As for whether making masks optional is good for students, DeFrank said that during the pandemic students have already been out of the classroom too much, and to exclude them now for refusing to wear a mask only compounds their learning and social-emotional losses.
New Protocol: Use ‘Education-Based Approaches’
In addition to ending the protocol to exclude maskless students from classrooms, the board voted unanimously to enforce the mask mandate through “education-based approaches:” By posting visible notices of the mandate on campuses, encouraging students to follow the mandate, and notifying parents in writing when their children refuse to wear masks.
Parents complained that the mask mandate has been inconsistently enforced within schools, with some teachers insisting students stay masked while others allowing students to go unmasked.
Teachers have expressed concern about whether their credentials could be in jeopardy if they fail to enforce the mask mandate. But district officials said Wednesday that teachers would be protected if they follow the district’s decision.
Clovis Unified’s policy has been to bar students who wouldn’t wear a mask from class, call their parents to pick them up and advise their parents of other education options, including online learning. But some parents have refused to retrieve their kids, so schools have had to find a safe place inside the school where the students can do independent learning while supervised but away from their classroom.
District spokeswoman Kelly Avants estimated that fewer than 100 students have participated in mask protests in recent weeks.
Copper Hills Protest Intensified
But a number of those have occurred at Copper Hills Elementary. Numerous Copper Hills parents were among the 18 speakers at Wednesday’s board meeting and talked about actions earlier Wednesday at the northeast Fresno school that one speaker equated to child abuse.

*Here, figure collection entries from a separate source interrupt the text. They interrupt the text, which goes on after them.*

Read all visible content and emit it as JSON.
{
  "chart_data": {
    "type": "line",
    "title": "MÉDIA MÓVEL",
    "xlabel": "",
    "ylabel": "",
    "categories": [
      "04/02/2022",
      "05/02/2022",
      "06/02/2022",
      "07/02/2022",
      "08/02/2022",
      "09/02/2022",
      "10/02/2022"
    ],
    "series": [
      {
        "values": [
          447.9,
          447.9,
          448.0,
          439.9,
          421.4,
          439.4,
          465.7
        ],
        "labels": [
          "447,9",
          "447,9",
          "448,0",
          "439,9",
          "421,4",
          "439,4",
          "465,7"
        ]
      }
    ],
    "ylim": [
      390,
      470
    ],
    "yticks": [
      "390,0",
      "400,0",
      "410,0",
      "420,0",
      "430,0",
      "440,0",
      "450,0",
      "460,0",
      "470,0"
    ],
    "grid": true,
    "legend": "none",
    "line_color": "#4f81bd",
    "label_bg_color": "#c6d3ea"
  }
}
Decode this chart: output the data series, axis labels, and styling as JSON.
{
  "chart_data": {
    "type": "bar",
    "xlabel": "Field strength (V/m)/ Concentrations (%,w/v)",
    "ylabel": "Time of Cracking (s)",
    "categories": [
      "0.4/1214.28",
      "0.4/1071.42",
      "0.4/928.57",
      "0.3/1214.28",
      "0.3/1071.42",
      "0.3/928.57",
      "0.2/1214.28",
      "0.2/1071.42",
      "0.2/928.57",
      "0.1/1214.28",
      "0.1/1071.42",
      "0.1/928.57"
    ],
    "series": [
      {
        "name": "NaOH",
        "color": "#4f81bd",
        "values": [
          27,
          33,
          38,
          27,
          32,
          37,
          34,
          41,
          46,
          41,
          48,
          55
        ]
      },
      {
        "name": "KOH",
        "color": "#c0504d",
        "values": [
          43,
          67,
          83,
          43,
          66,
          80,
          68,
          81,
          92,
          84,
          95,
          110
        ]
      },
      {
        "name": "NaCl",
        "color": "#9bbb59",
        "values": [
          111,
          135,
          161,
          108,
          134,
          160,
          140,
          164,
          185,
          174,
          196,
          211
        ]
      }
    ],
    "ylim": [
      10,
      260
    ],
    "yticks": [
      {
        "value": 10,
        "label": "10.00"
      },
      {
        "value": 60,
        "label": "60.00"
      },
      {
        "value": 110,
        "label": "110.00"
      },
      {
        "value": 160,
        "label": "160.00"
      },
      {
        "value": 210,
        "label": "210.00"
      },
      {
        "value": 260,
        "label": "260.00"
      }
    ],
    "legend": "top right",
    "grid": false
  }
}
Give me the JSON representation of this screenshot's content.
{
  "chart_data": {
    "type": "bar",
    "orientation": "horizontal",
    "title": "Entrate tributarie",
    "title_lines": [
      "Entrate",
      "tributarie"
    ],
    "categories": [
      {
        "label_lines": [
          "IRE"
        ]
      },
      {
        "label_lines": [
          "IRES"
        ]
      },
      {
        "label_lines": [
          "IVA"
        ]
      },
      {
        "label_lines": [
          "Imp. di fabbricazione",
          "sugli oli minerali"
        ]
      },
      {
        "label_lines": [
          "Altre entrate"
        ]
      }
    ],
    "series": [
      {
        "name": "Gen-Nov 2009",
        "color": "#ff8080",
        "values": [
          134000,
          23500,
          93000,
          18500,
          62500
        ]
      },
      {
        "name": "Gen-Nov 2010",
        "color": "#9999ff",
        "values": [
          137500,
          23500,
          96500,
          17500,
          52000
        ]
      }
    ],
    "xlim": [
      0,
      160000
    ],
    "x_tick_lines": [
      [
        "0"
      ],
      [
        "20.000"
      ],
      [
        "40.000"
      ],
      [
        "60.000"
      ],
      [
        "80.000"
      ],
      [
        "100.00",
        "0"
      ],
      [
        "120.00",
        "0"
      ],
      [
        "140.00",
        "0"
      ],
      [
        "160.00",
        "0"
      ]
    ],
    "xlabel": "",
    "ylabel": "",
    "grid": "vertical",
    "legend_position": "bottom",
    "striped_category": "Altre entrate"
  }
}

Avants said district officials had learned that some parents planned to escort their maskless children into their classrooms, in violation of the existing mask rules. As a result, school officials decided to rearrange the school day and rescheduled recess and PE from the afternoon to the morning so that students could participate in school activities outdoors without masks while their parents stood by.
But Superintendent Eimear O’Brien appeared to side with the parents when she said that district officials were “not proud” of the events Wednesday at the school. “What happened today at Copper Hills shouldn’t have happened,” she said.
The topic of mask use could soon become moot, however. California’s top health official, Dr. Mark Ghaly, said last week that Gov. Gavin Newsom’s administration may be considering changes and could make an announcement next Monday.